Improvement of Xtrabackup
From the logical backup and physical backup described earlier, no matter what backup tool, it is strongly dependent on FTWRL in order to obtain a consistent bit point. This lock is very lethal because the entire database is virtually incapable of providing a write service for the duration of the lock. In addition, because the FTWRL needs to close the table, if there is a large query, it will cause the FTWRL to wait, resulting in a longer DML blocking time. Even if it is a standby, there are SQL threads that cause the primary standby to be delayed when the update from the Master library is replicated on the global lock. From the previous analysis, FTWRL this lock holding time is mainly related to the amount of InnoDB table data, if the InnoDB table data volume is very large, backup is slow, then hold the lock time will be very long. Even if all is InnoDB table, also because has the MySQL Storehouse system table existence, causes will lock a certain time. To address this problem, the Percona company has improved the MySQL server layer by introducing backup LOCK, in particular, backing up non-InnoDB table data through the "Locktables for Backup" command, through "LOCK Binlog For backup to obtain a consistent bit point, minimizing the damage to the services caused by the database backup. Let's take a look at the difference between the two locks and the FTWRL:
LOCK TABLES for BACKUP
role: Backing up data
1. Prohibit non-InnoDB table update
2. Disable DDL for all tables
Optimization point:
1. Will not be blocked by the large query (close the table)

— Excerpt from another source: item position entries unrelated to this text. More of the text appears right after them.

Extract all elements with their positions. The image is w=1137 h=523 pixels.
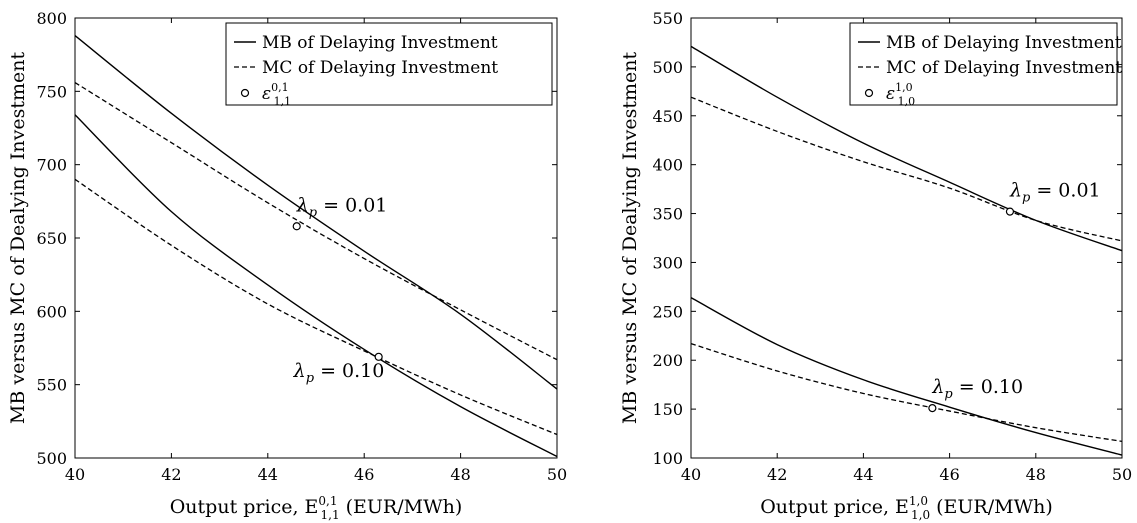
- lambda-annotation: λp = 0.01: [296, 194, 388, 220]
- y-tick-label: 400: [652, 156, 683, 175]
- y-tick-label: 750: [36, 82, 67, 101]
- legend-box: [225, 22, 553, 106]
- lambda-annotation: λp = 0.01: [1009, 180, 1101, 206]
- plot-frame: [690, 17, 1123, 459]
- y-axis-title: MB versus MC of Dealying Investment: [7, 52, 29, 425]
- legend-entry-label: MC of Delaying Investment: [262, 58, 498, 78]
- right-chart: 40 42 44 46 48 50 100 150 200 250 300 350 400 450 500 5…: [619, 9, 1132, 522]
- legend-entry-label: ε0,1 1,1: [262, 81, 291, 108]
- legend: MB of Delaying Investment MC of Delaying …: [225, 22, 553, 108]
- y-tick-label: 350: [652, 205, 683, 224]
- y-tick-label: 550: [36, 376, 67, 395]
- mc-curve: [74, 81, 558, 361]
- y-tick-label: 800: [36, 9, 67, 28]
- y-tick-label: 450: [652, 107, 683, 126]
- x-tick-label: 50: [547, 465, 567, 484]
- y-tick-label: 500: [36, 449, 67, 468]
- y-tick-label: 300: [652, 253, 683, 272]
- x-tick-label: 46: [354, 465, 374, 484]
- x-tick-label: 40: [65, 465, 85, 484]
- x-tick-label: 48: [450, 465, 470, 484]
- y-tick-label: 600: [36, 302, 67, 321]
- y-axis-title: MB versus MC of Dealying Investment: [619, 52, 641, 425]
- y-tick-label: 700: [36, 156, 67, 175]
- legend-swatch-marker: [864, 88, 874, 98]
- legend-entry-label: MB of Delaying Investment: [262, 33, 498, 53]
- y-tick-label: 100: [652, 449, 683, 468]
- y-tick-label: 500: [652, 58, 683, 77]
- x-tick-label: 42: [767, 465, 787, 484]
- x-tick-label: 40: [681, 465, 701, 484]
- x-axis-title: Output price, E0,1 1,1 (EUR/MWh): [170, 494, 463, 522]
- mb-curve: [74, 114, 558, 458]
- legend-entry-label: ε1,0 1,0: [886, 81, 915, 108]
- x-tick-label: 50: [1112, 465, 1132, 484]
- legend-box: [849, 22, 1118, 106]
- lambda-annotation: λp = 0.10: [293, 360, 385, 386]
- x-tick-label: 46: [939, 465, 959, 484]
- mb-curve: [690, 297, 1123, 456]
- y-tick-label: 250: [652, 302, 683, 321]
- intersection-marker: [928, 404, 937, 413]
- lambda-annotation: λp = 0.10: [931, 376, 1023, 402]
- x-axis-title: Output price, E1,0 1,0 (EUR/MWh): [760, 494, 1053, 522]
- y-tick-label: 650: [36, 229, 67, 248]
- x-tick-label: 42: [161, 465, 181, 484]
- left-chart: 40 42 44 46 48 50 500 550 600 650 700 750 800 Output …: [7, 9, 567, 522]
- intersection-marker: [292, 222, 301, 231]
- intersection-marker: [374, 352, 383, 361]
- legend-entry-label: MC of Delaying Investment: [886, 58, 1122, 78]
- y-tick-label: 550: [652, 9, 683, 28]
- legend-entry-label: MB of Delaying Investment: [886, 33, 1122, 53]
- intersection-marker: [1005, 207, 1015, 216]
- x-tick-label: 44: [853, 465, 873, 484]
- x-tick-label: 48: [1026, 465, 1046, 484]
- x-tick-label: 44: [258, 465, 278, 484]
- mc-curve: [690, 96, 1123, 242]
- legend: MB of Delaying Investment MC of Delaying …: [849, 22, 1122, 108]
- mb-curve: [690, 45, 1123, 252]
- mc-curve: [74, 178, 558, 436]
- mc-curve: [690, 342, 1123, 443]
- y-tick-label: 150: [652, 400, 683, 419]
- legend-swatch-marker: [240, 88, 250, 98]
- mb-curve: [74, 35, 558, 390]
- y-tick-label: 200: [652, 351, 683, 370]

2. The InnoDB table will not be blocked read and updated, this is very important, for the business table is all INNODB situation, the backup process, the DML is completely intact
Unlocktables
LOCK Binlog for BACKUP
Function: Gets the consistency bit.
1. Disable the operation of the update to the bit point
Optimization point:
1. Allow DDL and updates until Binlog is written.
Unlockbinlog
The above is the entire content of this article, I hope to help you learn.